SPEAKER: Tomas Mikolov
Brno University of Technology, Czech Republic
TITLE: "Language modeling with recurrent neural networks"
Statistical language models are important part of almost any speech recognition system today. The most basic but also the most successful models so far are based on n-gram statistics. Comparison of performance of different language modeling techniques on different tasks will be presented. Among all, neural network based language models perform the best. Next, useful extensions of the basic neural network model as well as different architectures will be discussed, such as recurrent neural network architecture, classes in the output layer and joint training with a maximum entropy model. Next, I will present results achieved with a novel RNNME model (recurrent neural network trained together with a maximum entropy model), on a state-of-the-art setup from IBM for Broadcast News speech recognition (NIST RT04). Word error rate reductions over large 4-gram model are over 10%. Previously the best language model on this setup, a so-called "model M" from IBM (regularized class-based maximum entropy model), provides about 5% reduction of WER over 4-gram model.

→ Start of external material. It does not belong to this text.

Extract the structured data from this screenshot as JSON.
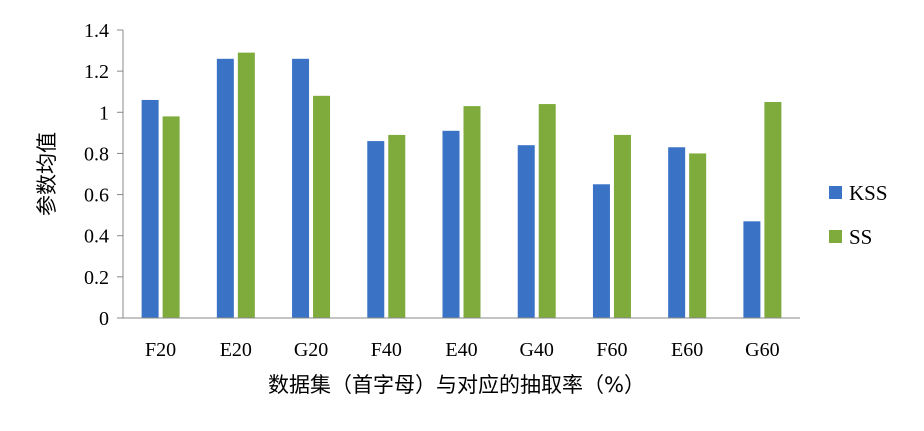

Finally, I will talk about character-level and subword-level language modeling experiments with different models, including a recently proposed RNN model trained with a new Hessian-Free optimizer. These models can assign meaningful probability to any words, and can be considered as a solution to well known problems with infinite vocabularies (OOV problems). Moreover, their size is significantly lower than of standard models.
This talk presents joint work with Anoop Deoras, Ilya Sutskever, Stefan Kombrink and Hai Son Le.